Performance Comparison on UP-3D

As for 3D human body reconstruction technology, the error is the critical index to justify whether the 3D human pose estimates the algorithm’s performance. The lower the error, the finer in accuracy and better in performance.

Above the tables, the surface error is reduced to 52.7mm from 75.4mm, followed by the 3D joint error that is reduced from 55.8mm to 40.1mm on Surreal. As for Human3.6M, the 3D joint error is decreased to 46.7mm from 59.9mm. The execution speed descended from hundreds of milliseconds to only 5 milliseconds.

According to Tian Guodong, a senior algorithm researcher at CloudWalk, the technology can be applied in such fields as medical simulation limb printing, virtual fitting, facial makeup and expressive facial animation synthesis.

It is worth mentioning that Human3.6M, Surreal and UP-3D are the global authoritative datasets on 3D human body reconstruction technology.
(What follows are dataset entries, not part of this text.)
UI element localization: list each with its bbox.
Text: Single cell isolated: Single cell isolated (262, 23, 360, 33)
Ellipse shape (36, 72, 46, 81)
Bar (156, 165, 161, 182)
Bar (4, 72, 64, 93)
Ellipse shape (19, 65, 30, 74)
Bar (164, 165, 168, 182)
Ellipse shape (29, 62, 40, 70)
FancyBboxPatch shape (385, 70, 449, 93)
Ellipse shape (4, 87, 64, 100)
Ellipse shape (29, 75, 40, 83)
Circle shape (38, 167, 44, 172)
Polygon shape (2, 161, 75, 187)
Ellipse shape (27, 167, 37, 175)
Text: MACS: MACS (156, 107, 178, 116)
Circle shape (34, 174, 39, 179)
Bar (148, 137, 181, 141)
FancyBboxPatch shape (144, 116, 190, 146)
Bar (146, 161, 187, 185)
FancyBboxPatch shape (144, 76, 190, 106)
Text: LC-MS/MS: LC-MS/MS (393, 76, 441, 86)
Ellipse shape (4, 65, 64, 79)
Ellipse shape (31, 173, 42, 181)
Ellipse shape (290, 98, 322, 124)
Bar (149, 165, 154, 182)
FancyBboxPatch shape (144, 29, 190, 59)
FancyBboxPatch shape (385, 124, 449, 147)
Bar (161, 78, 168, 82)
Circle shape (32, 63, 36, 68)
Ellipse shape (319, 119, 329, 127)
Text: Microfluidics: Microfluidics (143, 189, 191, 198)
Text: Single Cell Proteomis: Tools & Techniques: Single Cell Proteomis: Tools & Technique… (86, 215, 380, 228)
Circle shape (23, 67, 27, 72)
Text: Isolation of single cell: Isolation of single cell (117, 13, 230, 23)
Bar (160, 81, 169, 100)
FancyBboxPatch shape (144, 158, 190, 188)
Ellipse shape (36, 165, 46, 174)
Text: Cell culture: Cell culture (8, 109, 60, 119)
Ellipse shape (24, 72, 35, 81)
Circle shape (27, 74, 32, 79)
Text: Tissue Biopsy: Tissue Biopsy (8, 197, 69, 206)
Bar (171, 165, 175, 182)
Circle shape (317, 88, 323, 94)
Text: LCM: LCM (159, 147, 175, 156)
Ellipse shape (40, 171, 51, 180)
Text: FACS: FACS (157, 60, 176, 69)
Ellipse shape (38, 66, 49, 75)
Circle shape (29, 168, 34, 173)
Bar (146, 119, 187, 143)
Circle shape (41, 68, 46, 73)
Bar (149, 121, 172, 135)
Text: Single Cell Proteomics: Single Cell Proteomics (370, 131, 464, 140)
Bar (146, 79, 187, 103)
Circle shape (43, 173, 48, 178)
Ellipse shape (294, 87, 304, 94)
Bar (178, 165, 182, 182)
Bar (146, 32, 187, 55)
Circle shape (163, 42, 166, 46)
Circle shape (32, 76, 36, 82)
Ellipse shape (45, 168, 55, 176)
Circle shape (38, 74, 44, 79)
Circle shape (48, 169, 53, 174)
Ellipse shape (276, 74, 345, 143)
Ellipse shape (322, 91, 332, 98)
Some renowned enterprises, institutes and universities including University of California, Berkeley, Max Planck Institute, Amazon, University of Pennsylvania, Peking University, Zhejiang University, Zhejiang University, French Institute for Research in Computer Science and Automation and Adobe Research, are all engaged in fierce competition for algorithm capability in this regard. Compared with the past, Chinese enterprises and universities are beginning to show their advantages in foreign established fields.